Once again October brings memories of the acrid smoke of burning leaves. The city of Chicago eventually banned leaf burning as a cause of air pollution, but the experience is still with me. Many of us kids were fascinated by these fires and gathered around them in the early evenings. We were aware, though, of the dangers of fire. When I was nine years old, Our Lady of Angels Catholic School caught fire killing 92 pupils and 3 nuns. Fire was to be feared even though it had a certain attraction.

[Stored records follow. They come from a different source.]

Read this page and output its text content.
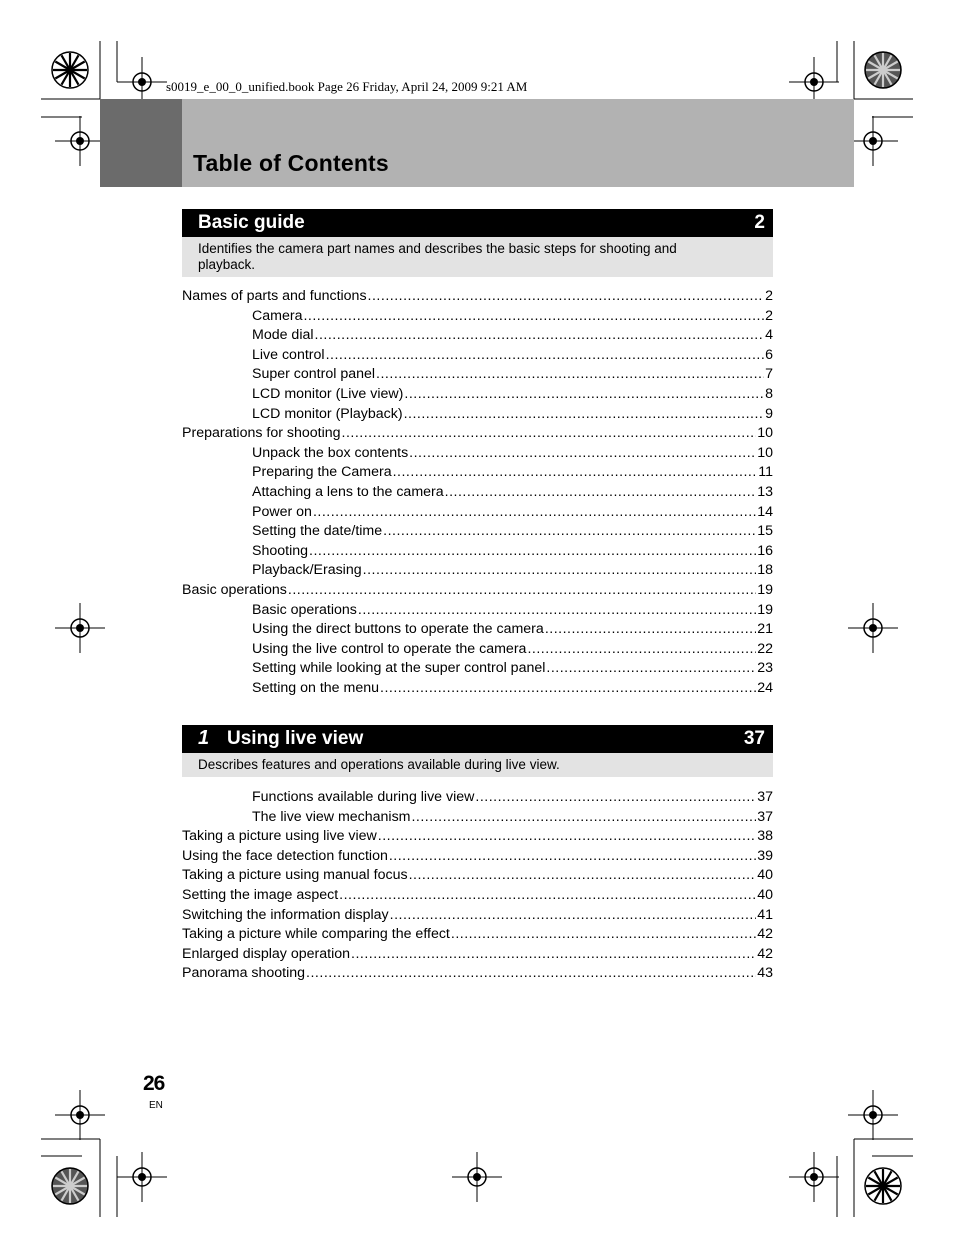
s0019_e_00_0_unified.book Page 26 Friday, April 24, 2009 9:21 AM
Table of Contents
Basic guide	2
Identifies the camera part names and describes the basic steps for shooting and playback.
Names of parts and functions .....	2
Camera .....	2
Mode dial .....	4
Live control .....	6
Super control panel .....	7
LCD monitor (Live view) .....	8
LCD monitor (Playback) .....	9
Preparations for shooting .....	10
Unpack the box contents .....	10
Preparing the Camera .....	11
Attaching a lens to the camera .....	13
Power on .....	14
Setting the date/time .....	15
Shooting .....	16
Playback/Erasing .....	18
Basic operations .....	19
Basic operations .....	19
Using the direct buttons to operate the camera .....	21
Using the live control to operate the camera .....	22
Setting while looking at the super control panel .....	23
Setting on the menu .....	24
1 Using live view	37
Describes features and operations available during live view.
Functions available during live view .....	37
The live view mechanism .....	37
Taking a picture using live view .....	38
Using the face detection function .....	39
Taking a picture using manual focus .....	40
Setting the image aspect .....	40
Switching the information display .....	41
Taking a picture while comparing the effect .....	42
Enlarged display operation .....	42
Panorama shooting .....	43
26
EN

I have often used fires as an analogy for the experience of God, what religious scholar Rudolf Otto called the mysterium tremendum et fascinans, a mystery that terrifies and fascinates. I know there many people don’t like that explanation because it includes the notion of fear. “I don’t want to be afraid of God,” they say. Here we need clarification. Sometimes fear is used as a motivator to get people to do what they should. It’s the you’d-better-obey-God-or you’ll-spend-eternity-roasting-in-Hell approach. That’s fear of punishment rather than fear of God. The kind of fear behind the mysterium tremendum is to be overcome with awe in the presence of the Divine.
The experience of the holy is what causes Isaiah to cry out: “Woe is me! I am lost, for I am a man of unclean lips, and I live among a people of unclean lips; yet my eyes have seen the King, the LORD of hosts!”
It’s a rare experience, but one that we should long for and treasure.
Read Isaiah 6:1-8 and remember: God loves YOU unconditionally.